- 4 limbs with 3 degrees of freedom powered by hobby servos, with a leg extension of approximately 20cm.
- A 5000mah battery - 30 minutes of run time (optional).
- A 9-axis accelerometer/gyro sensor. (optional)
- A current and voltage sensor. (optional)
- A microcontroller (ESP32s) to communicate with Hardware and sensors.
- A single-board computer (RPi4) to compute image, location, ROS and advanced controller algorithms. (optional)
- 1.8 kg
This robot was inspired by the Kangal, SpotMicro and Open Quadruped. The concept was to have the best parts of all designs and make it compatible with SpotMicro parts. The current cost of the robot is around £250.
Click here for 3D printer parts, assembly instructions and bill of materials.
Yertle is a fusion of the leg design of Kangal and the body of SpotMicro. As such, you can use the control software and electronics from any Kangal or derivative with this robot (with a little modification). Any Modifications for the spot micro shell will also work with this robot. And You can exchange the legs for Kangal's if you want.
I have built a few quadruped robots and there are plenty of interesting leg mechanics to choose from. Overall The Kangal legs do have limitations. Such as their limited range in motion. But they do have the benefit of being extremely light and easy to change. This means I'm not pulling up anything heavy when I'm lifting my leg allowing the servos to be slightly faster when not under load. And I'm less worried about breaking them or putting the robot in a more extreme environment.
Click here for an electronics and wiring explanation.
I'm currently working on a better description of my wiring. I have soldered a custom Hat from my RPi that had all the necessary components. The robot was originally designed to use just the RPi but I found it to be unreliable as it is more complex to reset the device and more prone to corruption. As The ESP32 has WiFi I can debug the device remotely without a complex startup/shut down routine.

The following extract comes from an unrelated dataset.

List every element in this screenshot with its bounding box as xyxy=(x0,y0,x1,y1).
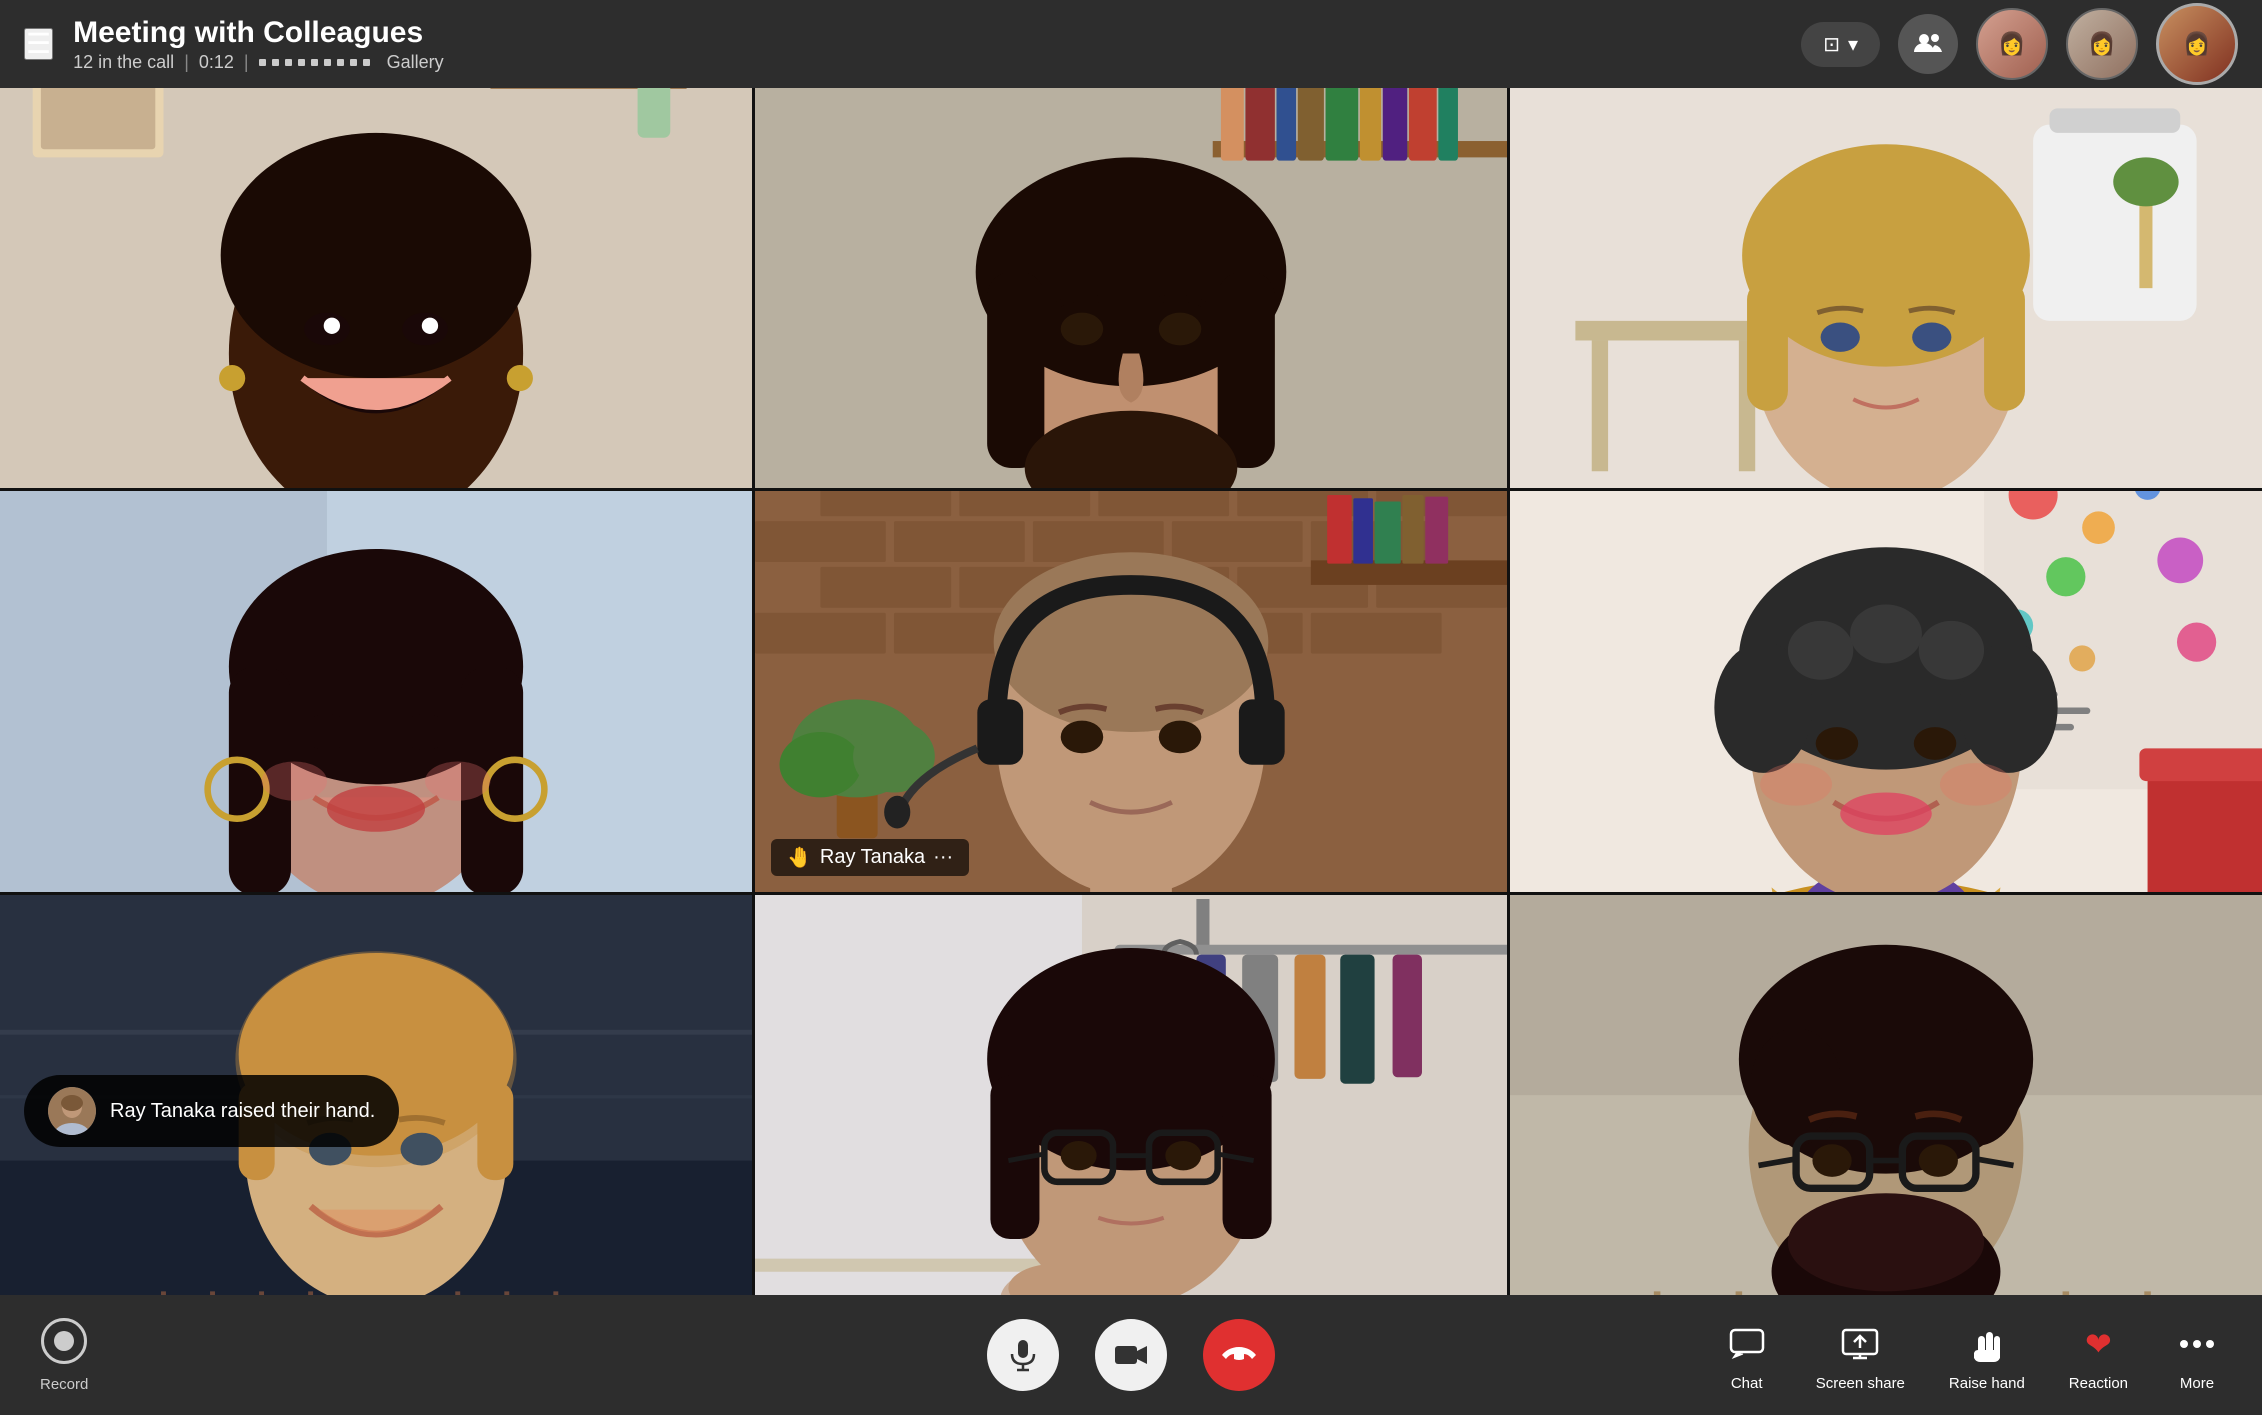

If you are familiar with wiring Kangal and the body of SpotMicro. You can use the same wiring.
Click here for the software.
The software runs in a master/slave system over the serial port or UPD over WiFi. The robot firmware acts as the slave. It controls all sensors, servos, computes the inverse kinematics of the robot and calculates safety limits. The main control system is written in Python3. It acts as a master It takes all data from the robot sensors and ROS(todo), generates the walk and sends this to the Slave.
The firmware was written in C++ using Arduino IDE so you can modify it to work on a different microcontroller if you want.
The Python Control software uses a GUI and can run on anything that has WiFi, a screen and can run Python3, including android devices(not tested).
The software can also runs ROS nodes for ROS2 integration(todo).
Click here for simulation tools.
There is a simulation built into the python software. It enables you to test movement with the controller without a robot.